Coleção pessoal de gih_schmidt
O diabo não é um ser.
É um estado da mente.
“Satanás” e “diabo” não são exatamente a mesma palavra
mas apontam para o mesmo movimento.
“Satanás” é o adversário.
O acusador interno.
A mente que julga, que aponta, que coloca contra.
“Diabolos” é aquilo que divide.
A voz que separa, distorce, cria conflito.
Não são entidades fora.
São movimentos dentro.
São formas da consciência fragmentada se manifestar.
Quando não há integração, surge a divisão.
Surge a acusação.
Surge o conflito.
E é isso que chamaram de diabo e satanás.

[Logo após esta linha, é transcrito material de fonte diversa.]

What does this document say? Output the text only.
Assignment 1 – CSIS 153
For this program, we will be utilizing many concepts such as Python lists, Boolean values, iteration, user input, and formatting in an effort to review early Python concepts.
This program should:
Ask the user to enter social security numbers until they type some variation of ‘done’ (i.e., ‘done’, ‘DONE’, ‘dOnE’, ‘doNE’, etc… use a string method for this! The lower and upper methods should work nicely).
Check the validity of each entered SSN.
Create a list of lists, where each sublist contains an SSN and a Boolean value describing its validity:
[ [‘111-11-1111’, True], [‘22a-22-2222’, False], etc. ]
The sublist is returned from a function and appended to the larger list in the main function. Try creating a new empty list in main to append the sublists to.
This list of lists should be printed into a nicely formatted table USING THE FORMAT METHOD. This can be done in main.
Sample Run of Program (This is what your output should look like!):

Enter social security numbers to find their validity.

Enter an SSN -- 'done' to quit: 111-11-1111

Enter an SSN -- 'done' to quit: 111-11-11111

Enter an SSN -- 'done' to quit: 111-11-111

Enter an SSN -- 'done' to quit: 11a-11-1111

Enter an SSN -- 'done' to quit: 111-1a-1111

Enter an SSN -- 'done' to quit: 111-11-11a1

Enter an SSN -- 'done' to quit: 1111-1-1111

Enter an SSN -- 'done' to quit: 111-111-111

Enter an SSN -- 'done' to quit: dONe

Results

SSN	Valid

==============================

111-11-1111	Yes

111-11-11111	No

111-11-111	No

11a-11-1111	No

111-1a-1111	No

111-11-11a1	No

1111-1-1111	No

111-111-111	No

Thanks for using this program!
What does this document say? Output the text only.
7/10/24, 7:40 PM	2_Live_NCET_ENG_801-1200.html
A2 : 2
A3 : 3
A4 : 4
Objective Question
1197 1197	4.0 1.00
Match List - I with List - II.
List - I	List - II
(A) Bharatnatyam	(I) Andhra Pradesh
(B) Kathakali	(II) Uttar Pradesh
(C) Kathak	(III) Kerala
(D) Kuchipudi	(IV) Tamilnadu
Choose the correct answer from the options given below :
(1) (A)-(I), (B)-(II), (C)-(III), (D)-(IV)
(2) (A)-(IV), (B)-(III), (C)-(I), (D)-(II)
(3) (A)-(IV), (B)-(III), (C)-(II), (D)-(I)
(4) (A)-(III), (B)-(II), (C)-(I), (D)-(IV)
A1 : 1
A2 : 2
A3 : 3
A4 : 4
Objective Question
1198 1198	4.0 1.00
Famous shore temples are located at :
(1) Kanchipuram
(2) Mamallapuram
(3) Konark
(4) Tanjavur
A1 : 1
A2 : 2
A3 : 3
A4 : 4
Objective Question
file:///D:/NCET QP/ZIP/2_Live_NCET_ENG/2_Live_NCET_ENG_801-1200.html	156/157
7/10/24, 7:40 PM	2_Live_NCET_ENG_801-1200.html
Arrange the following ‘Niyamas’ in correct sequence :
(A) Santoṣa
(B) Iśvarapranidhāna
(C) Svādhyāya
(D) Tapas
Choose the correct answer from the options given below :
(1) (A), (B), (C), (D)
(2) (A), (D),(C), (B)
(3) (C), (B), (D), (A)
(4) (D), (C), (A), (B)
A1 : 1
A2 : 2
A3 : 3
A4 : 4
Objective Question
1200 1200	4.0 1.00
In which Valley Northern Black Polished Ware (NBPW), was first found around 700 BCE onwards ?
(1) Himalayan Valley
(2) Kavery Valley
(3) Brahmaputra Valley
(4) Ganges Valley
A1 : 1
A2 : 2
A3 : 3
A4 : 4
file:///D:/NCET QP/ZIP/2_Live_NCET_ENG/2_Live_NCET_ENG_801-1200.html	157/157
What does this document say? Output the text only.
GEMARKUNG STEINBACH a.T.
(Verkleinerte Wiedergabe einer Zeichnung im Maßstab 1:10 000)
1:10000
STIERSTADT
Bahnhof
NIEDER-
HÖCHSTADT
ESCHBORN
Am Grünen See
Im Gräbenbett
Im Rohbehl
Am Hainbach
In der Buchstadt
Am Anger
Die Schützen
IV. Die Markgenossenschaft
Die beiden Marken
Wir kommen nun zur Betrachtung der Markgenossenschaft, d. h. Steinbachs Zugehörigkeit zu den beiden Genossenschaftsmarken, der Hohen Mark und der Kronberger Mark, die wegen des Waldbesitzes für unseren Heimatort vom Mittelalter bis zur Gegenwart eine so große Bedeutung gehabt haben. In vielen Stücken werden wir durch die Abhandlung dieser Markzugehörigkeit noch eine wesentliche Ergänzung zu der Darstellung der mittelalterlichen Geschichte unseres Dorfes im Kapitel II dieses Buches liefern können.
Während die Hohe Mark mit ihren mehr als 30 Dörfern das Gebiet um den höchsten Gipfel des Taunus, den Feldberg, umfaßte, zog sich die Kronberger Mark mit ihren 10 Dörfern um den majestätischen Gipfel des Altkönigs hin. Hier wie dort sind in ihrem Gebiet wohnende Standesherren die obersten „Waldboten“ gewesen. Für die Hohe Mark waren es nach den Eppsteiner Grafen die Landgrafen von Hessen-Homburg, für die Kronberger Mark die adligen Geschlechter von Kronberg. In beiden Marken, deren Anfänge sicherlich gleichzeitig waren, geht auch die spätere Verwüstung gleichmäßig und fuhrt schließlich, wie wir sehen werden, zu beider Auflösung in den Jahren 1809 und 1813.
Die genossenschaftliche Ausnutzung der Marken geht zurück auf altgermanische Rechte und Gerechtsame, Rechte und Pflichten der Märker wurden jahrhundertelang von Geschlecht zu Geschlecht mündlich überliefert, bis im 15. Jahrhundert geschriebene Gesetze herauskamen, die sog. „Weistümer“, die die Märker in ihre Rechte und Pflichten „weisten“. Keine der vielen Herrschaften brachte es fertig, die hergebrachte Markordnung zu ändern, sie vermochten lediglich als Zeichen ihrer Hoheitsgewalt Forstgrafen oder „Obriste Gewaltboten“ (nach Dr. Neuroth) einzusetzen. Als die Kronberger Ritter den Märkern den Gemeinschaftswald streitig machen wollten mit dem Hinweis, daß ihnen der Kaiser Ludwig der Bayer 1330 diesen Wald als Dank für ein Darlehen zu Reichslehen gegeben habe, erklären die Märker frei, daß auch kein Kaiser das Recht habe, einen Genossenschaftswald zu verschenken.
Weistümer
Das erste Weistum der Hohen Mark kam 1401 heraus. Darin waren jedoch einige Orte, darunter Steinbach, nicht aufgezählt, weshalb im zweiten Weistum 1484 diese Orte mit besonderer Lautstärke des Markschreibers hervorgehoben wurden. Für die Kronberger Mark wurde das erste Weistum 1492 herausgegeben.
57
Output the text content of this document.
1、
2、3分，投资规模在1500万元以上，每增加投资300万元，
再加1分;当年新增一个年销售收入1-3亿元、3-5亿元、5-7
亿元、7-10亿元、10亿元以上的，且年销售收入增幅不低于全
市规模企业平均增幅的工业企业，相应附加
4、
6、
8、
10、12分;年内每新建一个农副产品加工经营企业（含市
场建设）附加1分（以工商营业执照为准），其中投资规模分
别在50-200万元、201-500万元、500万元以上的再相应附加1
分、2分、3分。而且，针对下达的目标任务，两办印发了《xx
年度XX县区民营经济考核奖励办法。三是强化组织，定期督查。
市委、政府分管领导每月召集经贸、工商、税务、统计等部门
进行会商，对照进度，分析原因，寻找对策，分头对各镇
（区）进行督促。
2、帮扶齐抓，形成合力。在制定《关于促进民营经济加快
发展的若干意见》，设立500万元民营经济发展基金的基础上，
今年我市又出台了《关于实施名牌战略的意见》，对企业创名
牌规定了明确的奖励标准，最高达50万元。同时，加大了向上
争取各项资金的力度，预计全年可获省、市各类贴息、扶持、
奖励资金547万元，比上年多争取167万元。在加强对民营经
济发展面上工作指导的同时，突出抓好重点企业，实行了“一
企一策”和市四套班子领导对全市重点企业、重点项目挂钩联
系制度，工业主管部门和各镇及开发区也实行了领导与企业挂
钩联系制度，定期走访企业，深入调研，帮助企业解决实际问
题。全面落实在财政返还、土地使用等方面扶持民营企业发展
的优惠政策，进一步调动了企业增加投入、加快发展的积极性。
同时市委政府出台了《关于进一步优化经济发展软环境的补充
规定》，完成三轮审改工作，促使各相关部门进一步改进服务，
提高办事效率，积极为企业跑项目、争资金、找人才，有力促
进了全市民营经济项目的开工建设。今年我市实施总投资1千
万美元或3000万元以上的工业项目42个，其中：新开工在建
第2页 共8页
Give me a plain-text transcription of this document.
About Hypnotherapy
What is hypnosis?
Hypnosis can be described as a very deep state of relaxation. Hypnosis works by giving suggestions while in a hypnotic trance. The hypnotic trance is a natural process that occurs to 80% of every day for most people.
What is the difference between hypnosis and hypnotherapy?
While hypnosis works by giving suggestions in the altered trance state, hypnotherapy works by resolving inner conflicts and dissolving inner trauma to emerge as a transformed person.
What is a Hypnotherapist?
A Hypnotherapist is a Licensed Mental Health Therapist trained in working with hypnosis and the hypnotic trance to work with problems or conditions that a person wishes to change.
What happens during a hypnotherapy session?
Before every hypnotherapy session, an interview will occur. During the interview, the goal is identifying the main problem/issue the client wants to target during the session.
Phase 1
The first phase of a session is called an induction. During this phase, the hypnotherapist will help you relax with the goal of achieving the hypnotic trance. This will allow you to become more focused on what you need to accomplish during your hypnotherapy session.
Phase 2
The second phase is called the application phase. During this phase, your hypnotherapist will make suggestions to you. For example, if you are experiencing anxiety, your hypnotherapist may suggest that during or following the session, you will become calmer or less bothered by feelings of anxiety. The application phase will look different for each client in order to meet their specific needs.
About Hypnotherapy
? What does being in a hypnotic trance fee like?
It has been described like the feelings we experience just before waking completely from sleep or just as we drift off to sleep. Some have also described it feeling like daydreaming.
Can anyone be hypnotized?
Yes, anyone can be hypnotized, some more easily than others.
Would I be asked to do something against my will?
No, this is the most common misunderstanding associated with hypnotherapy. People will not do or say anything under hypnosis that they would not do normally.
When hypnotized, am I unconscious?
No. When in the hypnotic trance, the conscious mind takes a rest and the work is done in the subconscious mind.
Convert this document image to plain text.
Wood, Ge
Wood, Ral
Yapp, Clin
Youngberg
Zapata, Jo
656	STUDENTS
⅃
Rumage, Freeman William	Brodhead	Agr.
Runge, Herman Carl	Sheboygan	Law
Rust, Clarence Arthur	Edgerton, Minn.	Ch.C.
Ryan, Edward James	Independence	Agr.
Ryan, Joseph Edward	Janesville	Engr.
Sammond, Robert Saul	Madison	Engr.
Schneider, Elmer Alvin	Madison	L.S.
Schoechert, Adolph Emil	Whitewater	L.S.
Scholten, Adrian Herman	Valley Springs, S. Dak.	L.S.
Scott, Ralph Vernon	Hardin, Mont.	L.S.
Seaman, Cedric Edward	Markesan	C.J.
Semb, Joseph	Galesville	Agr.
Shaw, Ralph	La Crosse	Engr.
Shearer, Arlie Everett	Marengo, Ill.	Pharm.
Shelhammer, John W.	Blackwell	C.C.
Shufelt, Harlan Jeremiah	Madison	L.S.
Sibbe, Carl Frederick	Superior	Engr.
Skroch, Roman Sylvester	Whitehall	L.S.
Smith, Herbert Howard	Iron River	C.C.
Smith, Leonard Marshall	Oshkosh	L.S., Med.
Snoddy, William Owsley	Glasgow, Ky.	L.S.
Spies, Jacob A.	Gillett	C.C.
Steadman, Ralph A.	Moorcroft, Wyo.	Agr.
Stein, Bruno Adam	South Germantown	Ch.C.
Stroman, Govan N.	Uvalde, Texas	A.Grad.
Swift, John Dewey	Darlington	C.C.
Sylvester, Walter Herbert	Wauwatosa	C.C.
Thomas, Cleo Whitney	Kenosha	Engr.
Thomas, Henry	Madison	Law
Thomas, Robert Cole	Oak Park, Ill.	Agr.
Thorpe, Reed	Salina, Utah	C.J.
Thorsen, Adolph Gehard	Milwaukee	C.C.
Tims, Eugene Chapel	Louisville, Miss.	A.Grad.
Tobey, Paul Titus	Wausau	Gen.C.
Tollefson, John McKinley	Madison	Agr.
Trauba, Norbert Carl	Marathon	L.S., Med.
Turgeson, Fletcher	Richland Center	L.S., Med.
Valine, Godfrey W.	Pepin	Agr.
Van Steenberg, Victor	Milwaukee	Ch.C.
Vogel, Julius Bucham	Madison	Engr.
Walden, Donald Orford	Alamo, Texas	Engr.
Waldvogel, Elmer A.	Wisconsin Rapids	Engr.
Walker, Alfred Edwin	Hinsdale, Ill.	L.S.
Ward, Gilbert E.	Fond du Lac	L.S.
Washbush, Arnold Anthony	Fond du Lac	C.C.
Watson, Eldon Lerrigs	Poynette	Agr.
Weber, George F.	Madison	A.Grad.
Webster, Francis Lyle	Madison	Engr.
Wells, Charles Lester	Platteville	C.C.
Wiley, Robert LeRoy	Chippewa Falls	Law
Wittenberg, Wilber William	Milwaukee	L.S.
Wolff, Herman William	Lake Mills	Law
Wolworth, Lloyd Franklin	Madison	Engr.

Lúcifer, o portador da luz, não é o mal em si.
É a luz que despertou… mas se perdeu em si mesma.
É a consciência que percebe o próprio poder
e, ao invés de integrar, se identifica.
Se exalta.
Se separa.
É quando a luz vira ego.
Quando o saber vira superioridade.
Quando a consciência esquece a totalidade.
Lúcifer é a luz sem integração.
E Cristo é o caminho completo.
Cristo representa a consciência integrada.
A luz que não nega a sombra.
Não luta contra ela.
Não foge.
Atravessa.
Inclui.
Integra.
Se Lúcifer é o despertar da luz sem consciência
Cristo é a luz que despertou, atravessou e se tornou inteira.
Aqui não existe divisão.
Não existe acusação.
Não existe ego no comando.
Existe presença.
Inteireza.
Consciência.
Cristo não vence Lúcifer.
Cristo resolve Lúcifer.
Porque aquilo que estava fragmentado
se torna inteiro.
O que chamaram de “queda”
é só a luz esquecendo de integrar.
E o que chamaram de “salvação”
é a luz lembrando quem é.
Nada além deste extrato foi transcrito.